The mother and father retreat to their room, either side of the bed a completely different place than the other.

After dinner, the children creep out of their rooms into the garden.

Crouched behind the bushes among the premature green tomatoes, they ask each other the same obvious questions in unison;

"When is it our turn?

When will a tree call out to us, beckoning us to the angel's land?

Pink and alive and singing under the north star, innately good just because it was made by a thing whose reputation speaks for itself.

The token species is always to be trusted.

When will we be called somewhere else?"
Little does the daughter know, however, she is to replace the damsel who fertilizes the tree south of the sacred one, nourishing the gnarled branches reaching out, weak and angry.

She's all spaced-out expressions, cheap metaphors.

It's not about her, though, none of this is.

It's about the goat, incinerated and erased.

It's about the moon and her melancholy songs sung only on nights where the sky was black enough to see every star scattered like dust across that onyx scene.

It is about them and how they were stabbed in the sternum with the same knife, small and new, rubies encrusted in the silver handle,

And how they were, objectively, deemed guilty for the death of the hero.
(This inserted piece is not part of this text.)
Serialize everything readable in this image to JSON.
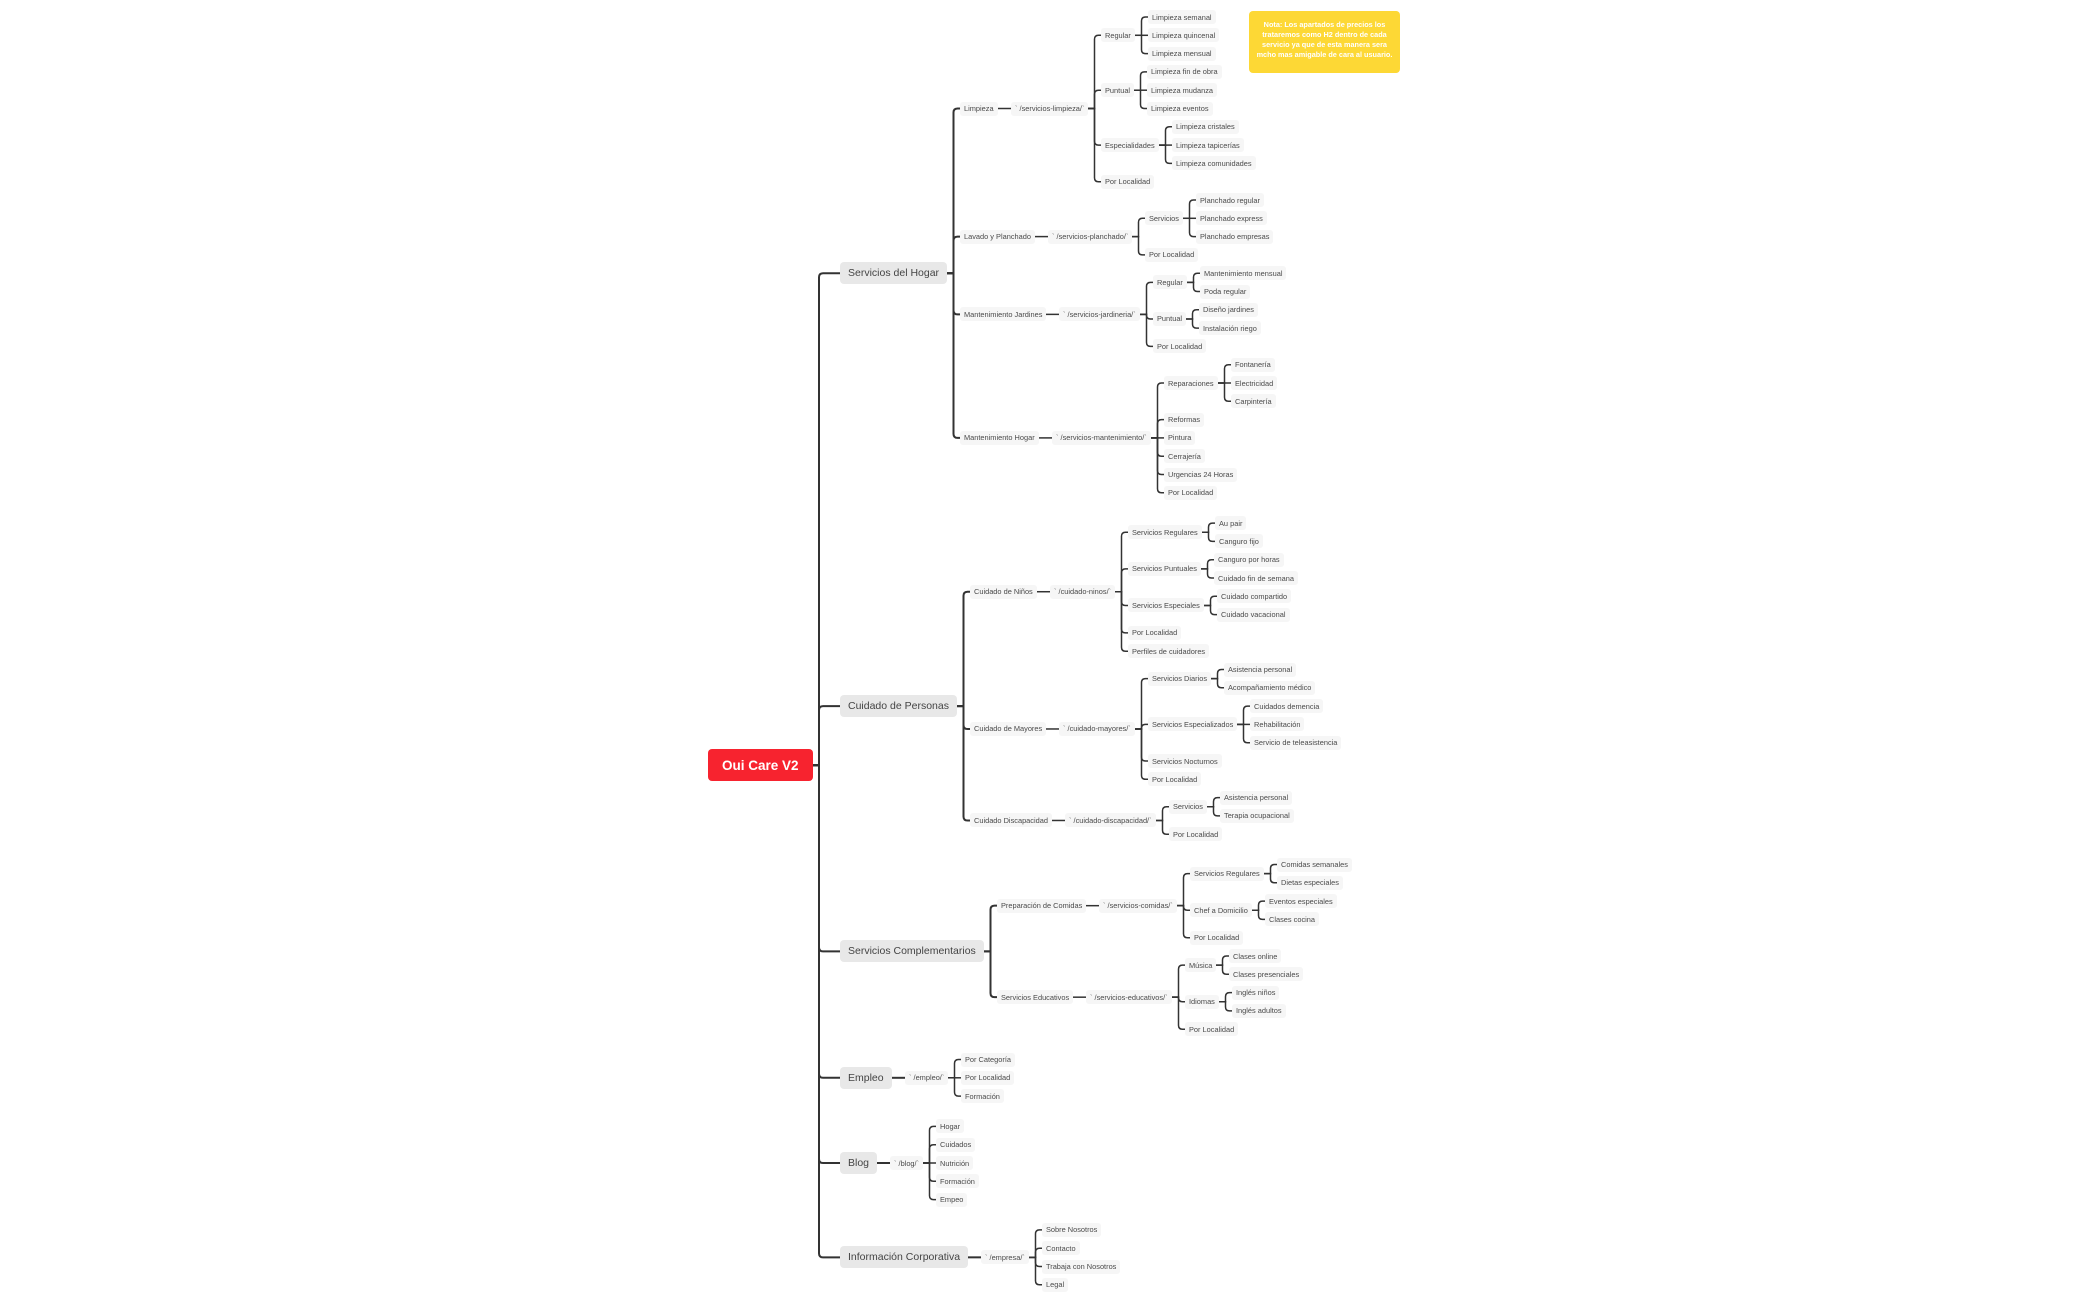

How, without motive or means, they reduced a legend to nothing, a soul shackled to the bed like a feral animal,

Snarling, cursing, spitting, black-eyed.

Decaying quickly in the places where he once screamed with light, telling fables and prophecies of his own humble glory.

And having inherited all the blood bled out for him, he is bursting at the seams of his skin,

Suffering for all that carnage that he never returned to the soil of the Earth.

He cries that fortune taunts him as if he's even important enough to be bothered with at this point.

And when he watches from the window as the moon is executed, no one will hear him admitting her innocence in a cracked, defeated whisper behind those obsidian bars because he is simply much too late.

That, for him, will be the ultimate and very final state of dereliction.